Britain launched a probe into US bank Goldman Sachs on Tuesday linked to US fraud charges that the Wall Street giant misled investors, but the bank denied any fault while promising to cooperate.
As the bank revealed surging first-quarter profits in New York, London's Financial Services Authority (FSA) watchdog said it would probe fraud charges announced last week by the US Securities and Exchange Commission (SEC).
The two investigations concern complex instruments and trading positions related to the high-risk end of the US mortgage market which triggered the global financial crisis.

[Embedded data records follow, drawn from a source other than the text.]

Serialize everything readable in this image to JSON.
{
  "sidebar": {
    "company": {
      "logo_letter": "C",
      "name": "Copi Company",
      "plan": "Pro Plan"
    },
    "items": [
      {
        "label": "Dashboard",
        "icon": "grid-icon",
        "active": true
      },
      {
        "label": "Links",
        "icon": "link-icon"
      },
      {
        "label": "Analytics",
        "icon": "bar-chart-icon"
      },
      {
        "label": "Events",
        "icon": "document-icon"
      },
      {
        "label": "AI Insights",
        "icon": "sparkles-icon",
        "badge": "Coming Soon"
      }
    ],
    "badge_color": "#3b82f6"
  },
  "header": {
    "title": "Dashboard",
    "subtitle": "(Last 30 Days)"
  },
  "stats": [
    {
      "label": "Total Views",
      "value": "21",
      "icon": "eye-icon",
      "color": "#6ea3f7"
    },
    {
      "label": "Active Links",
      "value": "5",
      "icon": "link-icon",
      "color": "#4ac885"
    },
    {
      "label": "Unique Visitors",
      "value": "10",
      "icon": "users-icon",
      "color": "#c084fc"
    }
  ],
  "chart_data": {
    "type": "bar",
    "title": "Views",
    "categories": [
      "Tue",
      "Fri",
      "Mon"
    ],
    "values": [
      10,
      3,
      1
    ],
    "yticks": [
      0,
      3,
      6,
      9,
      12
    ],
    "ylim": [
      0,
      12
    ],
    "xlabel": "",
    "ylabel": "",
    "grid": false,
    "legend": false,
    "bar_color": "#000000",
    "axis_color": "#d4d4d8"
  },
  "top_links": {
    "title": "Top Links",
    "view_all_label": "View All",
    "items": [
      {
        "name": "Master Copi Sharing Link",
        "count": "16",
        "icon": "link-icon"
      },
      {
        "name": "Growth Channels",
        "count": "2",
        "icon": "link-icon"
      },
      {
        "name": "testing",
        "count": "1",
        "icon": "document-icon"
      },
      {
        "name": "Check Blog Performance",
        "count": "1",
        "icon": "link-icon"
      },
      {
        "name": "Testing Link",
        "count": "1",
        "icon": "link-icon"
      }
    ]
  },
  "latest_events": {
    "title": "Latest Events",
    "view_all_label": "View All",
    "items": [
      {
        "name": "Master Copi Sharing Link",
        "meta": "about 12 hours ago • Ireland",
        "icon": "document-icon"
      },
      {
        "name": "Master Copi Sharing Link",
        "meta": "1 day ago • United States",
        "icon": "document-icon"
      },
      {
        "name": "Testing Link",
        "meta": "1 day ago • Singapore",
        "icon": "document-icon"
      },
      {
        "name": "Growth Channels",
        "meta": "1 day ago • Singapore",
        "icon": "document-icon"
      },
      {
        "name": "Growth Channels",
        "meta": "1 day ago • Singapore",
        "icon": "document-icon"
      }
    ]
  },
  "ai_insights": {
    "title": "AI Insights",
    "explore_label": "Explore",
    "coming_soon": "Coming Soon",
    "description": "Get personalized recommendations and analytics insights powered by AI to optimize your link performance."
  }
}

"Following preliminary investigations, the FSA has decided to commence a formal enforcement investigation into Goldman Sachs International in relation to recent SEC allegations," Britain's financial regulator said.
"The FSA will be liaising closely with the SEC in this review," it added in a brief statement.
Goldman, which employs about 5,500 staff in London, undertook to cooperate with the British probe following US fraud charges which it has again dismissed as "unfounded".
The bank said in a statement emailed to AFP: "We believe the SEC's charges are completely unfounded in law and fact, and look forward to cooperating with the FSA."
Last week the US Securities and Exchange Commission (SEC) filed a civil suit against Goldman, alleging it allowed a leading hedge fund to put together a product for investors, which the fund was at the same time betting against.
Hours after the FSA announcement, the embattled US investment firm posted soaring first-quarter profits of 3.46 billion dollars (2.56 billion euros).
The company has vigorously denied any fraud as it seeks to defend its reputation as Wall Street's most stable finance house.
But Tuesday's results threaten to be overshadowed by the probes in London and New York.
"The FSA involvement suggests that this story has legs, and while it will be a long time before there is any resolution, it will certainly give US legislators a pile of regulatory ammunition," said GFT analyst David Morrison.
He also warned: "If the net widens to cover other financial institutions and other investment products, then the implications may not yet be priced into equity markets."
The British probe also comes just days after Prime Minister Gordon Brown blasted Goldman Sachs over what he called its "moral bankruptcy".
Brown, whose Labour Party is battling to hold onto power at a general election due on May 6, had Sunday said the US charge against Goldman underlined the need for more reform of the international banking system.
The Sunday Times newspaper reported over the weekend that Goldman was planning to pay staff a bonus pool worth 3.5 billion pounds (4.0 billion euros, 5.3 billion dollars) for work achieved in the first quarter of this year.
"I am shocked at this moral bankruptcy. This is probably one of the worst cases that we have seen," Brown told BBC television on Sunday.
Regarding the alleged happenings at Goldman Sachs, he added: "Hundreds of millions of pounds have been traded here and it looks as if people were misled about what happened."
The SEC has accused Goldman Sachs of "defrauding investors by misstating and omitting key facts" about a product which was based on subprime mortgage-backed securities.
The SEC said that Goldman had failed to tell investors that a major hedge fund had helped put together the controversial financial product known as collateralized debt obligation (CDO) and was at the same time taking trading positions against it.
Paulson & Co, one of the world's biggest hedge funds, paid Goldman Sachs to structure a transaction in which it could take speculative positions against mortgage securities chosen by the fund, according to the commission.
The SEC alleged that investors -- including the Royal Bank of Scotland -- had lost about one billion dollars as a result of the alleged fraud.
RBS was subsequently bailed out by the British taxpayer at the height of the global financial crisis, and is now 84-percent owned by the state.